Sounds like Order Without Law is relevant, but probably not quite what you're looking for. Comments on that pointed me at (IIRC) Ostrom's "Governing the Commons", which also sounds relevant but I haven't read it.
My friends have recommended:
“The Evolution of Cooperation” is just wonderful. It fits the description and I think it's exactly what you need. Do you think it's worth trying your hand at software development? I want to, but I understand that the market is already a little crowded. I read an article on https://sirinsoftware.com/industries/industrial-automation-solutions-bringing-the-future-within-your-reach/ about programming and I realized that this is mine. I want to become a top programmer :)
I am interested in books on this topic as well However, the answer to the original question does not seem that mysterious to me. Most evolutionary psychologists describe the mechanisms of cooperation that made it possible for humans to grow increasingly large organizations (tribes, city states, corporations, nation states) aligned behind some commonality. The forces that make people agree to cooperate don't seem to matter that much. Once there is a social contract in place and a hierarchy of leadership, people align themselves behind objectives that seem important. It seems natural that groups of people would build stadiums, churches, political parties, trade mechanisms, armies, factories, roads, etc. I would ask a complementary question: what would you need to disrupt or remove in order to make it very hard for humans to build things at scale?
Suppose you wanted to build, say, a bridge. Knowing how to create the agreements necessary in order to do that might be 'solving a coordination problem' without necessarily being 'why is it natural for these problems to get solved'.
I noticed that this book just came out, and might be relevant. I will probably read it at some point and report back.
https://www.amazon.com/Voltage-Effect-Ideas-Great-Scale/dp/B0979KTYJR/
“The Evolution of Cooperation” is just wonderful. It fits the description and I think it's exactly what you need. And I decided to take up organizing activities. I studied a lot of useful information with the help of https://create.vista.com/solutions-for/event/. But I would like to hear advice from the current organizers on how to develop in this direction. Maybe you can recommend some books.
The questions I mostly frequently ask myself are "How does anything good scale?" and "How is anything good and large-scale sustained?"
The most trivial answer to this is "Markets and incentives!" which is not wrong, but also seems like an underwhelming answer. Markets and incentives do solve many coordination problems and have reduced large amounts of suffering. However, they also seem to have limits in terms of their predictive power. I would like to read books which discuss how cooperation can be leveraged when incentivized markets (free from rent-seeking!) are insufficient.
In "Mission Economy", Marianna Mazzucato claims cooperation flourishes outside of markets when the government needs to explicitly define missions.
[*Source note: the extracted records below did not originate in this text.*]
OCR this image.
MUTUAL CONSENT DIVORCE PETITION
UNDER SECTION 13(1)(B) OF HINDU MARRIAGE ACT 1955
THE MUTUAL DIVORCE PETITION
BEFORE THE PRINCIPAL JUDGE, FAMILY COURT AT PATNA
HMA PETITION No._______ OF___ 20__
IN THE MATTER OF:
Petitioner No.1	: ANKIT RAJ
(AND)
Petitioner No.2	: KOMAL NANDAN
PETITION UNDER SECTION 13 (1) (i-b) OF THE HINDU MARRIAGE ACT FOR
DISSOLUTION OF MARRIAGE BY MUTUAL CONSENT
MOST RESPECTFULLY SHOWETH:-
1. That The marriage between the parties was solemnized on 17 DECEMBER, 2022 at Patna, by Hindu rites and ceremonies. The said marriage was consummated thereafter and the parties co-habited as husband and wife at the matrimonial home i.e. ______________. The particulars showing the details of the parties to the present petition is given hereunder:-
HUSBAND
She uses The Apollo Mission as an example, but this answer felt slightly under-specified. By the end of the book, I couldn't distinguish a good "mission" from a bad one. Even worse, I can't even tell if a mission is being carried out badly, other than ham-fistedly comparing it to The Apollo Mission, even though there's a ton of vague prose spent on the topic.
What books should I read to get a better pragmatic understanding? Is there a “handbook for social change” regardless of scale?